Nawaz Sharif Accuses Pakistan's Chief Justice of Imposing 'Judicial Martial Law'
The apex court had earlier this month declared Sharif ineligible to hold public office for life, ending the political future of the three-time premier ahead of this year's general elections.
File photo of deposed Pakistan PM Nawaz Sharif.
Islamabad: Pakistan's ousted Prime Minister Nawaz Sharif on Monday stepped up his attack on Supreme Court Chief Justice Saqib Nisar, accusing him of imposing the "worst kind of dictatorship" in the country.
Sharif, 68, who returned from London on Sunday after seeing his ailing wife Kulsoom Nawaz, told reporters inside the accountability court here that suo motu actions of the Chief Justice of Pakistan (CJP) against the against federal and provincial governments were nothing less than a "judicial martial law".
Earlier this month, the apex court, in a landmark judgement, declared him ineligible to hold public office for life, ending the political future of the three-time premier ahead of this year's general elections.

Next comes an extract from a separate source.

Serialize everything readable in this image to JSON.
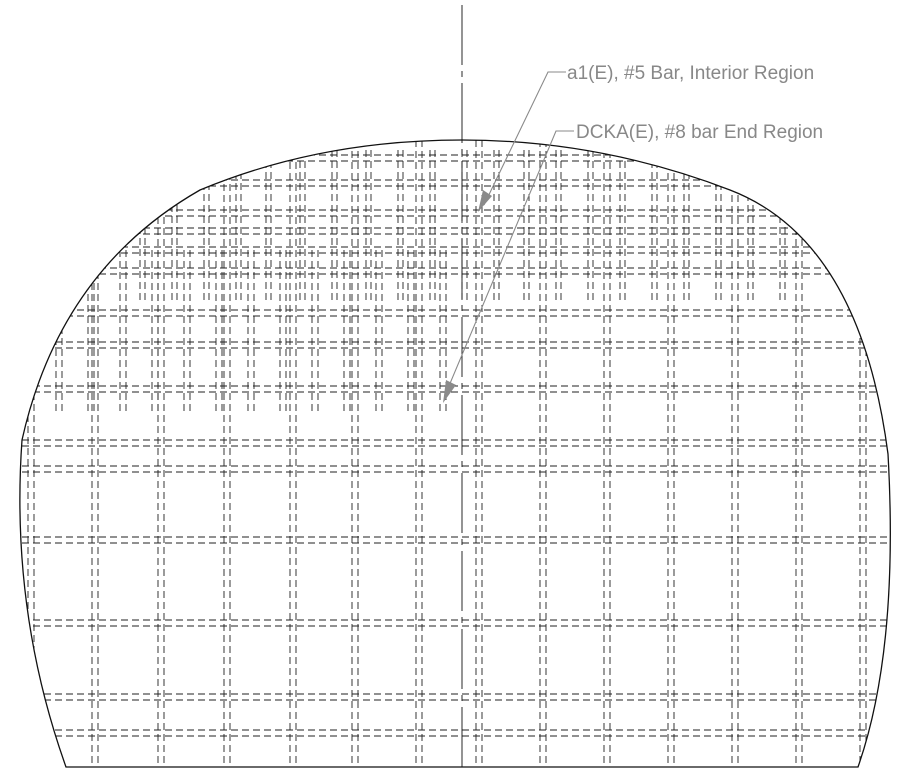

Sharif was disqualified to hold the office of the prime minister by the Supreme Court on July 28, 2017 in the Panama Papers case. He was disqualified for not being "honest and righteous" as he failed to declare in 2013 a salary he got from the company of his son in the UAE.

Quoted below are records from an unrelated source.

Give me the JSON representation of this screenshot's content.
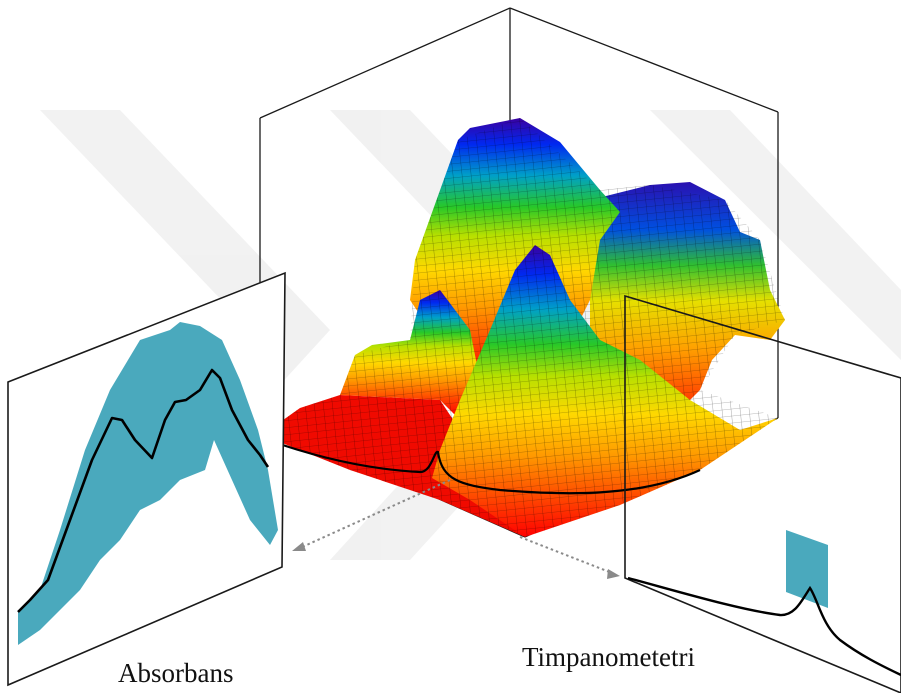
{
  "labels": {
    "left_panel": "Absorbans",
    "right_panel": "Timpanometetri"
  },
  "colors": {
    "envelope_fill": "#4aa9bd",
    "curve_stroke": "#000000",
    "frame_stroke": "#1a1a1a",
    "arrow_stroke": "#8a8a8a",
    "watermark": "#ececec",
    "surface_colormap": [
      "#ff0000",
      "#ff7a00",
      "#ffd800",
      "#b8e000",
      "#28c828",
      "#00a0c8",
      "#0028f0",
      "#3a00a0"
    ]
  }
}
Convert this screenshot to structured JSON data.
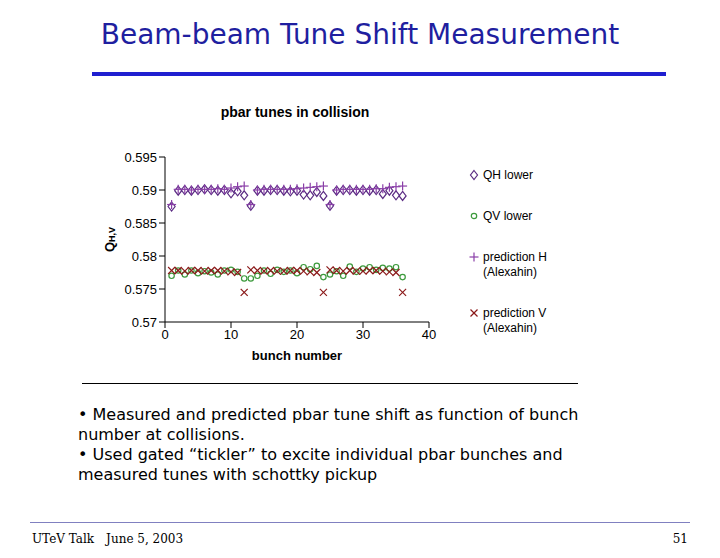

In February, the apex court also disqualified Sharif as the head of the ruling Pakistan Muslim League-Nawaz (PML-N). What is prevalent in the country is not democracy, but the worst kind of dictatorship under Saqib Nisar, he said.

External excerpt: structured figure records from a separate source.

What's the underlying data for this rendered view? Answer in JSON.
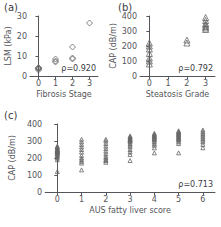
{
  "chart_data": [
    {
      "type": "scatter",
      "title": "(a)",
      "xlabel": "Fibrosis Stage",
      "ylabel": "LSM (kPa)",
      "annotations": [
        "ρ=0.920"
      ],
      "x": [
        0,
        0,
        0,
        0,
        0,
        1,
        1,
        1,
        2,
        2,
        2,
        3
      ],
      "values": [
        3.5,
        4.0,
        3.0,
        3.8,
        4.2,
        7.5,
        8.5,
        7.0,
        9.0,
        14.5,
        8.5,
        26.5
      ],
      "xlim": [
        -0.5,
        3.5
      ],
      "xticks": [
        0,
        1,
        2,
        3
      ],
      "ylim": [
        0,
        30
      ],
      "yticks": [
        0,
        10,
        20,
        30
      ],
      "marker": "diamond",
      "color": "#666666",
      "grid": false
    },
    {
      "type": "scatter",
      "title": "(b)",
      "xlabel": "Steatosis Grade",
      "ylabel": "CAP (dB/m)",
      "annotations": [
        "ρ=0.792"
      ],
      "x": [
        0,
        0,
        0,
        0,
        0,
        0,
        0,
        2,
        2,
        3,
        3,
        3,
        3,
        3,
        3,
        3
      ],
      "values": [
        220,
        200,
        180,
        150,
        120,
        100,
        80,
        220,
        240,
        390,
        370,
        350,
        340,
        330,
        320,
        310
      ],
      "xlim": [
        -0.5,
        3.5
      ],
      "xticks": [
        0,
        1,
        2,
        3
      ],
      "ylim": [
        0,
        400
      ],
      "yticks": [
        0,
        100,
        200,
        300,
        400
      ],
      "marker": "triangle",
      "color": "#666666",
      "grid": false
    },
    {
      "type": "scatter",
      "title": "(c)",
      "xlabel": "AUS fatty liver score",
      "ylabel": "CAP (dB/m)",
      "annotations": [
        "ρ=0.713"
      ],
      "x": [
        0,
        0,
        0,
        0,
        0,
        0,
        0,
        0,
        0,
        0,
        0,
        0,
        0,
        0,
        0,
        0,
        0,
        0,
        0,
        0,
        1,
        1,
        1,
        1,
        1,
        1,
        1,
        1,
        1,
        1,
        1,
        1,
        2,
        2,
        2,
        2,
        2,
        2,
        2,
        2,
        2,
        2,
        2,
        2,
        3,
        3,
        3,
        3,
        3,
        3,
        3,
        3,
        3,
        3,
        3,
        3,
        3,
        3,
        3,
        3,
        4,
        4,
        4,
        4,
        4,
        4,
        4,
        4,
        4,
        4,
        4,
        4,
        4,
        4,
        5,
        5,
        5,
        5,
        5,
        5,
        5,
        5,
        5,
        5,
        5,
        5,
        5,
        5,
        5,
        6,
        6,
        6,
        6,
        6,
        6,
        6,
        6,
        6,
        6
      ],
      "values": [
        270,
        265,
        260,
        255,
        250,
        248,
        245,
        243,
        240,
        238,
        235,
        232,
        230,
        225,
        220,
        215,
        210,
        200,
        190,
        120,
        310,
        295,
        280,
        265,
        250,
        235,
        215,
        200,
        190,
        180,
        170,
        130,
        310,
        300,
        285,
        270,
        255,
        240,
        225,
        210,
        200,
        190,
        185,
        175,
        330,
        325,
        320,
        315,
        310,
        308,
        305,
        300,
        295,
        285,
        275,
        265,
        250,
        235,
        220,
        185,
        345,
        340,
        335,
        330,
        325,
        320,
        315,
        310,
        305,
        295,
        285,
        275,
        260,
        230,
        360,
        355,
        350,
        345,
        340,
        335,
        330,
        325,
        320,
        315,
        310,
        305,
        295,
        285,
        230,
        365,
        355,
        345,
        335,
        325,
        315,
        305,
        295,
        280,
        260
      ],
      "xlim": [
        -0.5,
        6.5
      ],
      "xticks": [
        0,
        1,
        2,
        3,
        4,
        5,
        6
      ],
      "ylim": [
        0,
        400
      ],
      "yticks": [
        0,
        100,
        200,
        300,
        400
      ],
      "marker": "triangle",
      "color": "#666666",
      "grid": false
    }
  ]
}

Sharif's reaction came in response to a series of recent suo motu actions taken by the CJP against federal and provincial governments and his frequent visits to hospitals as part of the apex court's 2018 agenda, focusing on human rights issues, particularly relating to the right to quality education and healthcare.
The CJP's actions, however, was being seen as an overstepping of boundaries by the apex court, but Justice Nisar stood by the court's actions, saying such criticism would not deter him from exercising what he considers is his "constitutional right".
"What is happening in the country is not less than a 'judicial martial law'," said the former prime minister, adding that the chief justice visited hospitals and set prices of vegetables, but he should also visit those oppressed people whose cases have not been decided for the past 20 years.
It is not your job to summon the chief ministers and make the government stand in the line, he said attacking the chief justice. Sharif also attacked the top judge saying he should say and do as he pleased, but he was not allowed to put restrictions on free speech.
The former premier also slammed Pakistan Tehreek-i-Insaaf chief Imran Khan for supporting the Pakistan Peoples' Party in the elections to Senate, held in early last month.